Но ты-то у меня сейчас станешь таким щеголем, каких ваши лицемерные плуты и не видывали.
Тут он запел любимую песенку роялистов:
Хоть ныне опустел Уайтхолл
И стены в нем паук оплел,
Но близок срок — и на престол
Наш добрый король возвратится.
— Ты забыл про тех, кто в других покоях, — заметил полковник Эверард.
— Нет… Я помню тех, кто прячется в здешних тайниках, — отвечал его друг, — я пою для веселых домовых, они меня за это еще больше полюбят. Знаешь, приятель, эти черти — мои bonos socios[30]; когда я с ними встречусь, бьюсь об заклад, они окажутся такими же отчаянными ребятами, как те, кто служил со мной под командой Ламфорда и Горинга… Когти острые, спуску никому не дают, желудки бездонные — ничем не наполнишь, гуляки, кутилы, пьяницы, драчуны… спят прямо на земле, храбро умирают, не снимая сапог. Да, прошли наши славные денечки! Нынче и у кавалеров в моде ходить с постными лицами, особенно у пастырей, которые потеряли своих свиней-прихожан. Те времена как раз по мне, никогда у меня не было и не будет лучших дней, чем во время этого жестокого, кровавого, чудовищного мятежа.
— Ты всегда был дикой морской птицей, Роджер.
Даже фамилия у тебя подходящая[31]. Ты всегда предпочитал шторм штилю, бурный океан — тихой заводи, жестокую, отчаянную борьбу с ураганом — обеспеченной жизни, удобству и покою.
— Наплевать мне на тихую заводь — еще какая-нибудь старушка будет там ячменем кормить. Я не поплетусь, как бедный домашний селезень, разинув клюв, на ее зов. Нет, Эверард, я люблю свист ветра под крыльями, люблю нырять на гребне волн, то погружаться в пучину, то взвиваться в небеса… Вот жизнь дикого селезня, мой степенный друг! Такую жизнь мы вели в гражданскую войну… Прогонят из одного графства — перебираемся в другое; сегодня разбиты, завтра победители; сегодня голодаем в доме бедняка-кавалера, завтра пируем в кладовой какого-нибудь просвитерианина, приступом берем его погреб, буфет, судейский перстень, хорошенькую служанку — все, что подвернется под руку.

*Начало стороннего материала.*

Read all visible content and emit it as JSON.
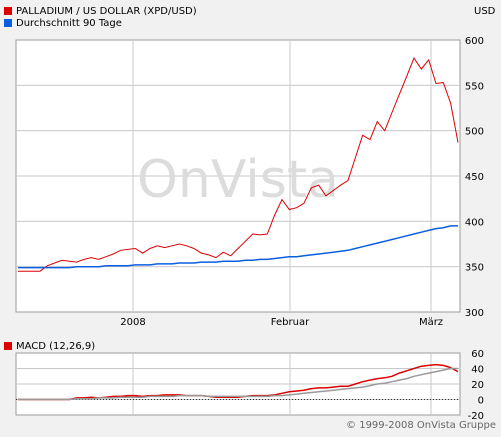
{
  "header": {
    "legend_main": "PALLADIUM / US DOLLAR (XPD/USD)",
    "legend_avg": "Durchschnitt 90 Tage",
    "currency": "USD"
  },
  "watermark": "OnVista",
  "copyright": "© 1999-2008 OnVista Gruppe",
  "colors": {
    "price": "#dd0000",
    "average": "#0a5fe0",
    "macd": "#dd0000",
    "signal": "#999999",
    "grid": "#c8c8c8",
    "plot_bg": "#ffffff"
  },
  "chart_data": [
    {
      "id": "price",
      "type": "line",
      "x_labels": [
        "2008",
        "Februar",
        "März"
      ],
      "ylim": [
        300,
        600
      ],
      "y_ticks": [
        300,
        350,
        400,
        450,
        500,
        550,
        600
      ],
      "grid": true,
      "series": [
        {
          "name": "PALLADIUM / US DOLLAR (XPD/USD)",
          "values": [
            345,
            345,
            345,
            345,
            351,
            354,
            357,
            356,
            355,
            358,
            360,
            358,
            361,
            364,
            368,
            369,
            370,
            365,
            370,
            373,
            371,
            373,
            375,
            373,
            370,
            365,
            363,
            360,
            366,
            362,
            370,
            378,
            386,
            385,
            386,
            407,
            424,
            413,
            415,
            420,
            437,
            440,
            428,
            434,
            440,
            445,
            470,
            495,
            490,
            510,
            500,
            520,
            540,
            560,
            580,
            568,
            578,
            552,
            553,
            530,
            487
          ]
        },
        {
          "name": "Durchschnitt 90 Tage",
          "values": [
            349,
            349,
            349,
            349,
            349,
            349,
            349,
            349,
            350,
            350,
            350,
            350,
            351,
            351,
            351,
            351,
            352,
            352,
            352,
            353,
            353,
            353,
            354,
            354,
            354,
            355,
            355,
            355,
            356,
            356,
            356,
            357,
            357,
            358,
            358,
            359,
            360,
            361,
            361,
            362,
            363,
            364,
            365,
            366,
            367,
            368,
            370,
            372,
            374,
            376,
            378,
            380,
            382,
            384,
            386,
            388,
            390,
            392,
            393,
            395,
            395
          ]
        }
      ]
    },
    {
      "id": "macd",
      "type": "line",
      "title": "MACD (12,26,9)",
      "ylim": [
        -20,
        60
      ],
      "y_ticks": [
        -20,
        0,
        20,
        40,
        60
      ],
      "grid": true,
      "series": [
        {
          "name": "MACD (12,26,9)",
          "values": [
            0,
            0,
            0,
            0,
            0,
            0,
            0,
            0,
            2,
            2,
            3,
            2,
            3,
            4,
            4,
            5,
            5,
            4,
            5,
            5,
            6,
            6,
            6,
            5,
            5,
            5,
            4,
            3,
            3,
            3,
            3,
            4,
            5,
            5,
            5,
            6,
            8,
            10,
            11,
            12,
            14,
            15,
            15,
            16,
            17,
            17,
            20,
            23,
            25,
            27,
            28,
            30,
            34,
            37,
            40,
            43,
            44,
            45,
            44,
            41,
            36
          ]
        },
        {
          "name": "Signal",
          "values": [
            0,
            0,
            0,
            0,
            0,
            0,
            0,
            0,
            1,
            1,
            1,
            2,
            2,
            2,
            3,
            3,
            3,
            3,
            4,
            4,
            4,
            4,
            5,
            5,
            5,
            5,
            4,
            4,
            4,
            4,
            4,
            4,
            4,
            4,
            4,
            5,
            5,
            6,
            7,
            8,
            9,
            10,
            11,
            12,
            13,
            14,
            15,
            16,
            18,
            20,
            21,
            23,
            25,
            27,
            30,
            32,
            34,
            36,
            38,
            40,
            40
          ]
        }
      ]
    }
  ]
}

— Хватит, друг, — остановил его Эверард, — не забудь, что я тоже пресвитерианин.
— Тем хуже для тебя, Марк, тем хуже, — сказал Уайлдрейк, — но ты ведь сам говоришь — в это не стоит углубляться. Пойдем лучше, посмотрим, как поживает твой пресвитерианский пастор мистер Холдинаф, успешнее ли он сражался с нечистой силой, чем ты, его ученик и последователь.

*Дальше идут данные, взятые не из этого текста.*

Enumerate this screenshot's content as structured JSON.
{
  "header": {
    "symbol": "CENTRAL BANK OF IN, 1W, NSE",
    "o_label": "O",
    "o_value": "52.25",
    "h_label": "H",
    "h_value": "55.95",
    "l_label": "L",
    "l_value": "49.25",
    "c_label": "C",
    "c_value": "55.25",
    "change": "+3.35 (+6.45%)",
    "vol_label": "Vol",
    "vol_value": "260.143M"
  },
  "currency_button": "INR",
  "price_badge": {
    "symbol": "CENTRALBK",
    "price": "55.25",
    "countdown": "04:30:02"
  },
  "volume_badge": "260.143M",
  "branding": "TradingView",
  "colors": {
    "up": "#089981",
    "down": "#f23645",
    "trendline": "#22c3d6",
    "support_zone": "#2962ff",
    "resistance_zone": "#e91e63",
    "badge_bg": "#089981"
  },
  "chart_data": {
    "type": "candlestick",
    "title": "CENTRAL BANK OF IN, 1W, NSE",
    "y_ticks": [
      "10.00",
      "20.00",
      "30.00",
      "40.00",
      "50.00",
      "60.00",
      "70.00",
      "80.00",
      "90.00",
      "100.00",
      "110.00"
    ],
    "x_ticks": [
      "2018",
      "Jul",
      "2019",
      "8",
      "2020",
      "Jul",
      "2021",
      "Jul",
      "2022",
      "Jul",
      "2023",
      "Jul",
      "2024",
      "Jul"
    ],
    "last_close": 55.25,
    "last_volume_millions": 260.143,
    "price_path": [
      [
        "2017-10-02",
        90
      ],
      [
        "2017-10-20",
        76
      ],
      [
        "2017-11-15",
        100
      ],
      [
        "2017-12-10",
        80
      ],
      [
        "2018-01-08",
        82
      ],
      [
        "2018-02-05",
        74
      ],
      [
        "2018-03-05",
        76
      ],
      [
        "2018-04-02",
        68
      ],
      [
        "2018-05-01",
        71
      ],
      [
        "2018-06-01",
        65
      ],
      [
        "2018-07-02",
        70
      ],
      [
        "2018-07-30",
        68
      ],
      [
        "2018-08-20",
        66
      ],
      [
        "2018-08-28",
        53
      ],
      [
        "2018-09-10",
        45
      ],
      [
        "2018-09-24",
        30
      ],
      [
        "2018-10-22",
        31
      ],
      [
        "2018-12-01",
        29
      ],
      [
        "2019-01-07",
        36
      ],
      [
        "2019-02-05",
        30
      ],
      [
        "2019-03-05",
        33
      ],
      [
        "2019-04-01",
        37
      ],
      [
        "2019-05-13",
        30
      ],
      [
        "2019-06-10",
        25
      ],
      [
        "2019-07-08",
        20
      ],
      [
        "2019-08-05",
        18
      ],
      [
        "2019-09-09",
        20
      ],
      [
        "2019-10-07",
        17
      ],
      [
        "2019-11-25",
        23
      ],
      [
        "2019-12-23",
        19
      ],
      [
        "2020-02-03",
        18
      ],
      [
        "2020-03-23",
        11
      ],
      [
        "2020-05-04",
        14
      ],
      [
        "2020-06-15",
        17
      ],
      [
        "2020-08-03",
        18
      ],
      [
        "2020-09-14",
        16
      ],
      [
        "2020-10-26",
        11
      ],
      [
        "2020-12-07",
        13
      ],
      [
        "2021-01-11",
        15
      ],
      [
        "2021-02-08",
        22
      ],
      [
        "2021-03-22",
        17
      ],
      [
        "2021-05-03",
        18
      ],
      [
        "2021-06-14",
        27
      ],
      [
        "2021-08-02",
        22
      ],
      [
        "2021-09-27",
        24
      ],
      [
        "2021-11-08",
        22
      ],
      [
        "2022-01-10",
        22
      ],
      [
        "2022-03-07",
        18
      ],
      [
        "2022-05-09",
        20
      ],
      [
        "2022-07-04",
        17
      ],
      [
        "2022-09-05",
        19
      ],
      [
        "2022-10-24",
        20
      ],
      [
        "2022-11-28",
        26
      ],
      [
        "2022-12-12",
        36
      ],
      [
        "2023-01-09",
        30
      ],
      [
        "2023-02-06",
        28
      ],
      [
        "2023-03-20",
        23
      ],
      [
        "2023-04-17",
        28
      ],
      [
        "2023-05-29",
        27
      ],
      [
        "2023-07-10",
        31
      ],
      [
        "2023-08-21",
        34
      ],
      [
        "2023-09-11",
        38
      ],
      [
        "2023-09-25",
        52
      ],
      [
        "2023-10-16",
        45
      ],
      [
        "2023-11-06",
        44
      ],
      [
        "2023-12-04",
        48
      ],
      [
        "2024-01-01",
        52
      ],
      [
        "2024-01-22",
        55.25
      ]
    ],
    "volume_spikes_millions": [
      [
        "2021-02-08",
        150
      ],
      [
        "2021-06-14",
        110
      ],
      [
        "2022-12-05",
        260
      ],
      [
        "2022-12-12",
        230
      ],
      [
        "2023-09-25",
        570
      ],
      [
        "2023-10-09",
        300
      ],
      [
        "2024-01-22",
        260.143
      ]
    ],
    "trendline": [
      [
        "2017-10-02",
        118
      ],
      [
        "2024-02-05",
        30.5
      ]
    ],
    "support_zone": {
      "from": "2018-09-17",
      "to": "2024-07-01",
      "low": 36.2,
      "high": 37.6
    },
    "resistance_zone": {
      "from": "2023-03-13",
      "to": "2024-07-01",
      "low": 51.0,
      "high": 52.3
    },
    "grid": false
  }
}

Едва они вышли из комнаты, как их обступили часовые и обитатели замка; они принялись бессвязно рассказывать о своих ночных страхах — все они минувшей ночью видели и слышали что-нибудь необычайное. Нет нужды пересказывать подробно, что болтал каждый из них; говорили они с огромным рвением — в подобных случаях люди считают позором, если увидели и пережили меньше, чем остальные.